Tal es el rédito que obtienen las familias de estos menores influencers que algunas de ellas han fijado su residencia fiscal en Andorra. Hablamos, por lo tanto, de unas consecuencias claras y evidentes en la vida de estos menores, no solo por el hecho de saltar a la fama y compartir su vida con millones de personas, sino también por cambiar su entorno personal, incluyendo su ciudad de residencia o centro educativo.
A día de hoy España no cuenta con una ley que proteja a estos menores, ya no solo en el ámbito de la privacidad, sino incluso en lo que respecta al laboral. Las únicas menciones que podemos encontrar en nuestra legislación, y por las que se regulará su situación laboral, se encuentran en el Estatuto de los trabajadores, en la Ley del Estatuto del trabajo autónomo y en el Real Decreto por el que se regula la relación laboral especial de los artistas en espectáculos públicos. Pero ninguna de ellas cuenta con las herramientas necesarias para hacer frente al hecho de que los menores, de manera periódica y durante horas, realicen grabaciones que luego son subidas por sus padres a las redes sociales con el objetivo de ser monetizadas.
Por eso entiendo que es necesario aprobar una nueva normativa, similar a la Ley francesa 2020/1266, de 19 de octubre de 2020, destinada a regular la explotación comercial de la imagen de los menores de dieciséis años en las plataformas en línea, que mejore la protección de los derechos de los menores de edad. De este modo, se hace necesario fijar cuatro grandes límites en lo que respecta a la participación de los menores de edad en este tipo de contenidos.
En primer lugar, han de ser limitadas las horas y la duración de esos contenidos con un doble objetivo, por un lado, evitar la explotación infantil y, por otro, garantizar que las grabaciones sean compatibles con los horarios escolares y el desarrollo social de los menores.
En segundo lugar, la necesidad de que los progenitores soliciten una autorización a la autoridad laboral e informen al Ministerio Fiscal cuando los contenidos tengan una duración que no pueda ser calificada como anecdótica o limitada.
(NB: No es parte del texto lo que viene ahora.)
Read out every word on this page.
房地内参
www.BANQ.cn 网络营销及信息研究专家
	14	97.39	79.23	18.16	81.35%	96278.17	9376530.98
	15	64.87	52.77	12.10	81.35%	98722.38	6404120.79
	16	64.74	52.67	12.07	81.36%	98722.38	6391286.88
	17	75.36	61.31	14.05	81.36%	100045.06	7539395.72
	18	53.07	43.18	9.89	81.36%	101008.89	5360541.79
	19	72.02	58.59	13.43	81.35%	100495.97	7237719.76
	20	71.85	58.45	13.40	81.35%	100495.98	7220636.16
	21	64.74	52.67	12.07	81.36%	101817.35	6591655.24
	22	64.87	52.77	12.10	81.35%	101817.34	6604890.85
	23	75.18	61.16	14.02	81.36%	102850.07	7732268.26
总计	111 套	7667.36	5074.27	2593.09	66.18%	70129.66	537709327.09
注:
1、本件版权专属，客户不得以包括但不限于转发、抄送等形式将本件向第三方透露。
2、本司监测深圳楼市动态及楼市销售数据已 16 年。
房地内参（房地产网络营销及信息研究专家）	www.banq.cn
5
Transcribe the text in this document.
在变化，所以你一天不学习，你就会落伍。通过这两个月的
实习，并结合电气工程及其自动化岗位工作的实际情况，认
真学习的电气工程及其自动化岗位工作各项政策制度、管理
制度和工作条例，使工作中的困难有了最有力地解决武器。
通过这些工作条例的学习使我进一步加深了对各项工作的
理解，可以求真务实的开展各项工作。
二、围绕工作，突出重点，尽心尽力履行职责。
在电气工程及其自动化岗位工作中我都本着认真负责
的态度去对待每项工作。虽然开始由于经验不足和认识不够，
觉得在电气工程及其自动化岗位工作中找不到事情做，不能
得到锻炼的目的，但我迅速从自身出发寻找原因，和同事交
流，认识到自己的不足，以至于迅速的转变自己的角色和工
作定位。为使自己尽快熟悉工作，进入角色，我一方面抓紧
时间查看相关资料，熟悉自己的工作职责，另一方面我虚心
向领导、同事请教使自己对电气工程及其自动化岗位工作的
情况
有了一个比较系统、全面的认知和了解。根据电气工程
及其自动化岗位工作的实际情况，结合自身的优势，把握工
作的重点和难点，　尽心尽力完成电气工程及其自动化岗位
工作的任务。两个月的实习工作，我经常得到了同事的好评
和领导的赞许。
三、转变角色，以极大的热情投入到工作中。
De este modo, la decisión sobre la participación en este tipo de actividades no dependería únicamente de los progenitores, que en ocasiones están dispuestos a sacrificar la privacidad de sus hijos en favor de su beneficio económico.
En tercer lugar, la legislación deberá asegurar que los beneficios que generen esos contenidos vayan destinados a los menores, y no a sus progenitores cuando las cantidades sean significativas.
En último lugar, ha de incluirse un precepto por el que los menores puedan revocar, en cualquier momento, el consentimiento prestado por sus progenitores, sin necesidad ni si quiera de haber informado a estos.